Public searching of state records nationwide just got dumbed down in a U.S. Supreme Court decision that is bad for both commercial information collectors and journalists hoping to use freedom of information laws to follow a story wherever it goes—and quickly. Last week the court ruled that the Constitution is not violated when states confine the right of access to their public records to their own residents. The parties immediately frustrated by the ruling included a Rhode Islander seeking Virginia records to show that its bureaucratic delays had cost him child support payments and a Californian seeking real estate tax documents for a business client. Virginia denied the use of its public records access law to both because of their non-residence.
According to Adam Liptak’s report for the New York Times,
Justice Samuel A. Alito Jr., writing for a unanimous court, said that provisions of the Constitution meant to ensure that citizens of different states are treated the same in many settings did not apply to what he called a noncommercial service whose fixed costs were borne by state taxpayers. Much of the information was available in other ways, he added. “Requiring noncitizens to conduct a few minutes of Internet research in lieu of using a relatively cumbersome state FOIA process,” he wrote, “cannot be said to impose any significant burden.”

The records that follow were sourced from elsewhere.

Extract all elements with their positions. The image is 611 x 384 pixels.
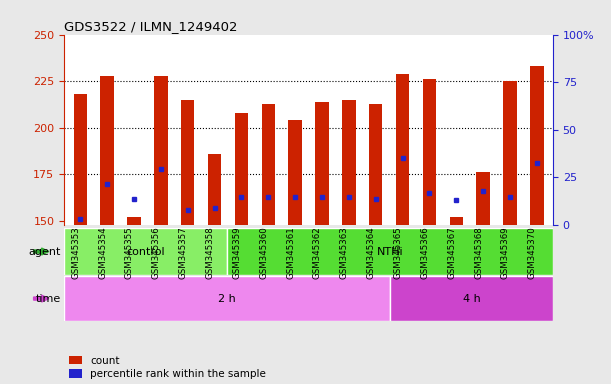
- Text: GSM345368: GSM345368: [474, 227, 483, 279]
- Text: GSM345355: GSM345355: [125, 227, 134, 279]
- Bar: [227, 228, 553, 275]
- Bar: [369, 104, 382, 225]
- Bar: [127, 217, 141, 225]
- Bar: [100, 76, 114, 225]
- Text: time: time: [36, 293, 61, 304]
- Text: GSM345363: GSM345363: [340, 227, 349, 279]
- Legend: count, percentile rank within the sample: count, percentile rank within the sample: [70, 356, 266, 379]
- Text: GSM345359: GSM345359: [232, 227, 241, 279]
- Bar: [477, 172, 490, 225]
- Bar: [390, 276, 553, 321]
- Text: GSM345367: GSM345367: [447, 227, 456, 279]
- Text: GDS3522 / ILMN_1249402: GDS3522 / ILMN_1249402: [64, 20, 238, 33]
- Text: 4 h: 4 h: [463, 293, 480, 304]
- Text: GSM345360: GSM345360: [259, 227, 268, 279]
- Bar: [315, 102, 329, 225]
- Bar: [423, 79, 436, 225]
- Text: GSM345358: GSM345358: [205, 227, 214, 279]
- Text: GSM345357: GSM345357: [178, 227, 188, 279]
- Text: GSM345356: GSM345356: [152, 227, 161, 279]
- Bar: [530, 66, 544, 225]
- Text: agent: agent: [29, 247, 61, 257]
- Text: GSM345362: GSM345362: [313, 227, 322, 279]
- Text: GSM345353: GSM345353: [71, 227, 80, 279]
- Bar: [450, 217, 463, 225]
- Bar: [208, 154, 221, 225]
- Bar: [73, 94, 87, 225]
- Text: GSM345370: GSM345370: [528, 227, 537, 279]
- Bar: [503, 81, 517, 225]
- Text: GSM345354: GSM345354: [98, 227, 107, 279]
- Text: GSM345365: GSM345365: [393, 227, 403, 279]
- Bar: [342, 100, 356, 225]
- Bar: [154, 76, 167, 225]
- Text: GSM345364: GSM345364: [367, 227, 376, 279]
- Bar: [235, 113, 248, 225]
- Bar: [64, 228, 227, 275]
- Text: GSM345369: GSM345369: [501, 227, 510, 279]
- Text: 2 h: 2 h: [218, 293, 236, 304]
- Bar: [64, 276, 390, 321]
- Text: GSM345366: GSM345366: [420, 227, 430, 279]
- Text: control: control: [126, 247, 165, 257]
- Text: GSM345361: GSM345361: [286, 227, 295, 279]
- Bar: [288, 120, 302, 225]
- Text: NTHi: NTHi: [377, 247, 403, 257]
- Bar: [181, 100, 194, 225]
- Bar: [396, 74, 409, 225]
- Bar: [262, 104, 275, 225]
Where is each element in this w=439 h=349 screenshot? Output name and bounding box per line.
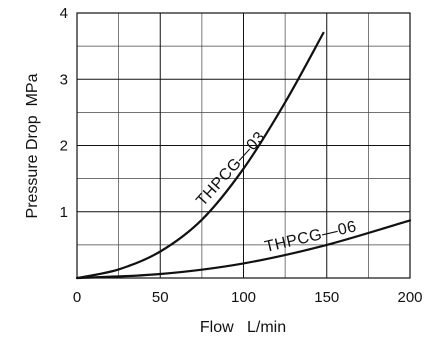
x-tick-labels: 0 50 100 150 200 [73,289,423,306]
y-tick-label: 4 [60,5,68,22]
y-axis-title: Pressure Drop MPa [24,73,41,218]
x-tick-label: 150 [314,289,339,306]
major-grid [77,13,410,278]
series-line-0 [75,31,325,280]
x-tick-label: 0 [73,289,81,306]
y-tick-label: 2 [60,138,68,155]
y-tick-labels: 1 2 3 4 [60,5,68,221]
series-lines [75,31,412,280]
x-tick-label: 50 [152,289,169,306]
x-tick-label: 200 [397,289,422,306]
y-tick-label: 1 [60,204,68,221]
x-axis-title: Flow L/min [200,319,286,336]
series-label-thpcg-06: THPCG—06 [263,218,358,256]
x-tick-label: 100 [231,289,256,306]
series-label-thpcg-03: THPCG—03 [193,129,268,210]
series-line-1 [75,219,412,280]
y-tick-label: 3 [60,71,68,88]
plot-frame [76,12,411,279]
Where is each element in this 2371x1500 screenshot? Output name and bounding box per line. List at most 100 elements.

Justice Alito wrote that at least seven other states had laws limiting requests for information to their citizens. The Virginia law contains an exception for representatives of newspapers and magazines with circulation in Virginia and of radio and television stations that broadcast there. It does not address Internet publications.
But states are not required to give news media any concessions, and a Sacramento Bee editorial yesterday criticizing the ruling showed how one of its currently major investigative series could have been made a lot costlier by Nevada if that state had a law like Virginia’s.